Seminar: Stochastic Models for the Optimal Control of Global Influenza
Gainesville: Dr. Ira Longini, Professor of Biostatistics in the College of Public Health and Health Professions and the College of Medicine will deliver a seminar entitled, “Stochastic Models for the Optimal Control of Global Influenza” on Thursday, April 19 from 3:00 to 3:50 p.m. in room 279, Weil Hall.
This talk will describe the evolution of stochastic epidemic models for the small scale, e.g., households, to the large scale on the entire global network. The talk will then expand this work to the optimal control of global influenza using the rapid deployment of vaccines. Specifically, with new cases of avian and swine influenza arising frequently, the threat of a new influenza pandemic remains a challenge for public health. Because there is an important time lag between the emergence of new pandemic strain and the development and distribution of a vaccine, shortage of vaccine is very likely at the beginning of a pandemic. The talk will describe mathematical models on a network for characterizing the spread and control of the pandemic process. The talk will also describe the coupling of the mathematical model with a genetic algorithm to optimally and dynamically distribute vaccine in a network of cities and show that it is possible to significantly mitigate a global epidemic with limited quantities of vaccine, provided that vaccination occurs within the first weeks of transmission.

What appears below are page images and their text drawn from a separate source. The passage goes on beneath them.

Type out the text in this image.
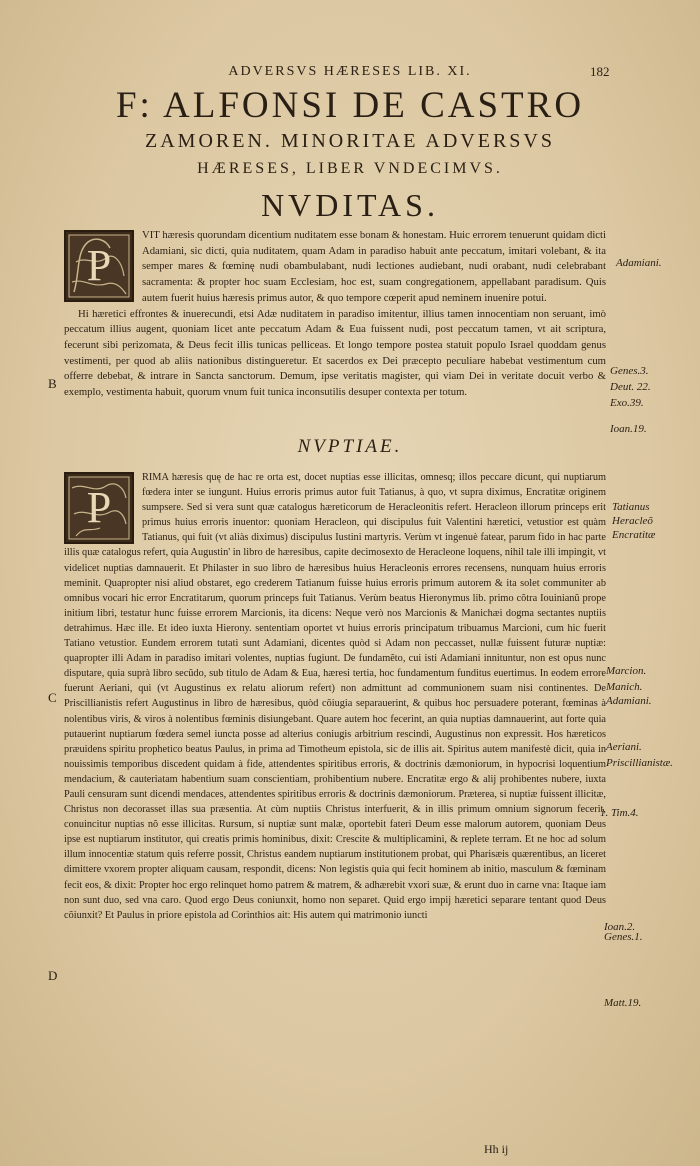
ADVERSVS HÆRESES LIB. XI.	182
F: ALFONSI DE CASTRO
ZAMOREN. MINORITAE ADVERSVS
HÆRESES, LIBER VNDECIMVS.
NVDITAS.
P

VIT hæresis quorundam dicentium nuditatem esse bonam & honestam. Huic errorem tenuerunt quidam dicti Adamiani, sic dicti, quia nuditatem, quam Adam in paradiso habuit ante peccatum, imitari volebant, & ita semper mares & fœminę nudi obambulabant, nudi lectiones audiebant, nudi orabant, nudi celebrabant sacramenta: & propter hoc suam Ecclesiam, hoc est, suam congregationem, appellabant paradisum. Quis autem fuerit huius hæresis primus autor, & quo tempore cœperit apud neminem inuenire potui.

Hi hæretici effrontes & inuerecundi, etsi Adæ nuditatem in paradiso imitentur, illius tamen innocentiam non seruant, imò peccatum illius augent, quoniam licet ante peccatum Adam & Eua fuissent nudi, post peccatum tamen, vt ait scriptura, fecerunt sibi perizomata, & Deus fecit illis tunicas pelliceas. Et longo tempore postea statuit populo Israel quoddam genus vestimenti, per quod ab aliis nationibus distingueretur. Et sacerdos ex Dei præcepto peculiare habebat vestimentum cum offerre debebat, & intrare in Sancta sanctorum. Demum, ipse veritatis magister, qui viam Dei in veritate docuit verbo & exemplo, vestimenta habuit, quorum vnum fuit tunica inconsutilis desuper contexta per totum.

NVPTIAE.
P

RIMA hæresis quę de hac re orta est, docet nuptias esse illicitas, omnesq; illos peccare dicunt, qui nuptiarum fœdera inter se iungunt. Huius erroris primus autor fuit Tatianus, à quo, vt supra diximus, Encratitæ originem sumpsere. Sed si vera sunt quæ catalogus hæreticorum de Heracleonitis refert. Heracleon illorum princeps erit primus huius erroris inuentor: quoniam Heracleon, qui discipulus fuit Valentini hæretici, vetustior est quàm Tatianus, qui fuit (vt aliàs diximus) discipulus Iustini martyris. Verùm vt ingenuè fatear, parum fido in hac parte illis quæ catalogus refert, quia Augustin' in libro de hæresibus, capite decimosexto de Heracleone loquens, nihil tale illi impingit, vt videlicet nuptias damnauerit. Et Philaster in suo libro de hæresibus huius Heracleonis errores recensens, nunquam huius erroris meminit. Quapropter nisi aliud obstaret, ego crederem Tatianum fuisse huius erroris primum autorem & ita solet communiter ab omnibus vocari hic error Encratitarum, quorum princeps fuit Tatianus. Verùm beatus Hieronymus lib. primo cõtra Iouinianũ prope initium libri, testatur hunc fuisse errorem Marcionis, ita dicens: Neque verò nos Marcionis & Manichæi dogma sectantes nuptiis detrahimus. Hæc ille. Et ideo iuxta Hierony. sententiam oportet vt huius erroris principatum tribuamus Marcioni, cum hic fuerit Tatiano vetustior. Eundem errorem tutati sunt Adamiani, dicentes quòd si Adam non peccasset, nullæ fuissent futuræ nuptiæ: quapropter illi Adam in paradiso imitari volentes, nuptias fugiunt. De fundamẽto, cui isti Adamiani innituntur, non est opus nunc disputare, quia suprà libro secũdo, sub titulo de Adam & Eua, hæresi tertia, hoc fundamentum funditus euertimus. In eodem errore fuerunt Aeriani, qui (vt Augustinus ex relatu aliorum refert) non admittunt ad communionem suam nisi continentes. De Priscillianistis refert Augustinus in libro de hæresibus, quòd cõiugia separauerint, & quibus hoc persuadere poterant, fœminas à nolentibus viris, & viros à nolentibus fœminis disiungebant. Quare autem hoc fecerint, an quia nuptias damnauerint, aut forte quia putauerint nuptiarum fœdera semel iuncta posse ad alterius coniugis arbitrium rescindi, Augustinus non expressit. Hos hæreticos præuidens spiritu prophetico beatus Paulus, in prima ad Timotheum epistola, sic de illis ait. Spiritus autem manifestè dicit, quia in nouissimis temporibus discedent quidam à fide, attendentes spiritibus erroris, & doctrinis dæmoniorum, in hypocrisi loquentium mendacium, & cauteriatam habentium suam conscientiam, prohibentium nubere. Encratitæ ergo & alij prohibentes nubere, iuxta Pauli censuram sunt dicendi mendaces, attendentes spiritibus erroris & doctrinis dæmoniorum. Præterea, si nuptiæ fuissent illicitæ, Christus non decorasset illas sua præsentia. At cùm nuptiis Christus interfuerit, & in illis primum omnium signorum fecerit, conuincitur nuptias nõ esse illicitas. Rursum, si nuptiæ sunt malæ, oportebit fateri Deum esse malorum autorem, quoniam Deus ipse est nuptiarum institutor, qui creatis primis hominibus, dixit: Crescite & multiplicamini, & replete terram. Et ne hoc ad solum illum innocentiæ statum quis referre possit, Christus eandem nuptiarum institutionem probat, qui Pharisæis quærentibus, an liceret dimittere vxorem propter aliquam causam, respondit, dicens: Non legistis quia qui fecit hominem ab initio, masculum & fœminam fecit eos, & dixit: Propter hoc ergo relinquet homo patrem & matrem, & adhærebit vxori suæ, & erunt duo in carne vna: Itaque iam non sunt duo, sed vna caro. Quod ergo Deus coniunxit, homo non separet. Quid ergo impij hæretici separare tentant quod Deus cõiunxit? Et Paulus in priore epistola ad Corinthios ait: His autem qui matrimonio iuncti

Adamiani.
Genes.3.
Deut. 22.
Exo.39.
Ioan.19.
Tatianus
Heracleõ
Encratitæ
Marcion.
Manich.
Adamiani.
Aeriani.
Priscillianistæ.
1. Tim.4.
Ioan.2.
Genes.1.
Matt.19.
B
C
D
Hh ij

Dr Longini received his Ph.D. in Biometry and Biomathematics at the University of Minnesota in 1977. He began his career with the International Center for Medical Research and Training and the Universidad del Valle in Cali, Colombia, where he worked on tropical infectious disease problems and taught courses in biomathematics. Following that, he was a professor biostatistics at the University of Michigan, Emory University and the University of Washington. He currently is a professor of biostatistics at the University of Florida and Co-director of the Center for Statistical and Quantitative Infectious Diseases (CSQUID), the Emerging Pathogens Institute, at the University of Florida. His research interests are in the area of stochastic processes applied to epidemiological problems. He has specialized in the mathematical and statistical theory of epidemics–a process that involves constructing and analyzing mathematical models of disease transmission, disease progression and the analysis of infectious disease data based on these models. He works extensively in the design and analysis of vaccine and infectious disease prevention trials and observational studies. Dr. Longini has worked on the analysis of epidemics of influenza, HIV, tuberculosis, cholera, dengue fever, malaria, rhinovirus, rotavirus, measles and other infectious agents. Dr. Longini is also working with the Department of Health and Human Services, the World Health Organization, the CDC and other public health organizations on mathematical and statistical models for the control of a possible bioterrorist attack with an infectious agent such as smallpox, and other natural infectious disease threats such as pandemic influenza or another SARS-like infectious agent. Dr. Longini is author or coauthor of over 145 scientific papers and he has won a number of awards for excellence in research, including the Howard M. Temin Award in Epidemiology for “Scientific Excellence in the Fight against HIV/AIDS,” two CDC Statistical Science Awards for both “Best Theoretical and Applied Papers,” and the CDC James H. Nakano Citation “for an outstanding scientific publications.” He is a Fellow of the American Statistical Association.